Gordon Brown has said the government remains "permanently on guard" against the threat of terrorism in the UK.

Speaking on the anniversary of the 9/11 attacks, the prime minister praised the police and security services for foiling terrorist plots against the UK.

But he said the UK must be "permanently on guard and permanently vigilant" against the threat from al-Qaeda.

He said the UK's military presence in Afghanistan was crucial in helping to stop attacks taking place in Britain.

US support

Mr Brown said he would speak to President Bush later on Thursday to convey the "support of the British people" on the anniversary of the 2001 attacks.

The police and security services must be commended for the number of plots they have had to deal with
Gordon Brown

And Mr Brown reaffirmed the government's determination to combat the continued terror threat in the UK.

He offered his support for Sir Ian Blair, the under-fire Commissioner of the Metropolitan Police, saying the UK's top police officer had his full confidence.

"I think the Met have a very good record of preventing terrorist plots in the capital," he said.

"The police and security services must be commended for the number of plots they have had to deal with and the number of people they have had to follow."

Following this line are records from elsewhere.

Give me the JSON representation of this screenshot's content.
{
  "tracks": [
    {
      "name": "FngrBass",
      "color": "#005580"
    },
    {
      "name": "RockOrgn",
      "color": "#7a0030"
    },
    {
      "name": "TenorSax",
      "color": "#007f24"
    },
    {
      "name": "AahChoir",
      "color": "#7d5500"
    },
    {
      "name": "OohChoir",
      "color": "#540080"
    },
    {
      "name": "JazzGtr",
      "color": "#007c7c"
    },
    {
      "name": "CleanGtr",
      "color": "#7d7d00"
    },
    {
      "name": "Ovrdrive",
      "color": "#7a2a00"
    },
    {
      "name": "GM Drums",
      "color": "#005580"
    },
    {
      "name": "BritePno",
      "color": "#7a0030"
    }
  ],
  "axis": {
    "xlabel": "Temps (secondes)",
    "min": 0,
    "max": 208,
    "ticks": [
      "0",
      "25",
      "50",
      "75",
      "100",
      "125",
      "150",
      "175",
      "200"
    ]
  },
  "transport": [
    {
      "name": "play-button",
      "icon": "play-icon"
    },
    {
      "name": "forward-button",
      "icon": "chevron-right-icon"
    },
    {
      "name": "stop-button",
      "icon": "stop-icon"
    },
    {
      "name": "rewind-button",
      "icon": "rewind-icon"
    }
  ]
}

The authorities were tracking hundreds of people who were considered potential threats to the country, he said.

Mr Brown also defended the government's anti-terror legislation, including the controversial 42 day pre-charge detention limit currently before Parliament.

Commenting on the continuing fight against the Taleban, Mr Brown said the UK must "maintain" its presence in the "front line" in Afghanistan to ensure terrorist threats were not exported back to "our streets".

Mr Brown, who said he would be meeting Pakistan's new President Asif Ali Zardari shortly, also said the "porousness" of the border between Afghanistan and Pakistan was a "problem for both countries".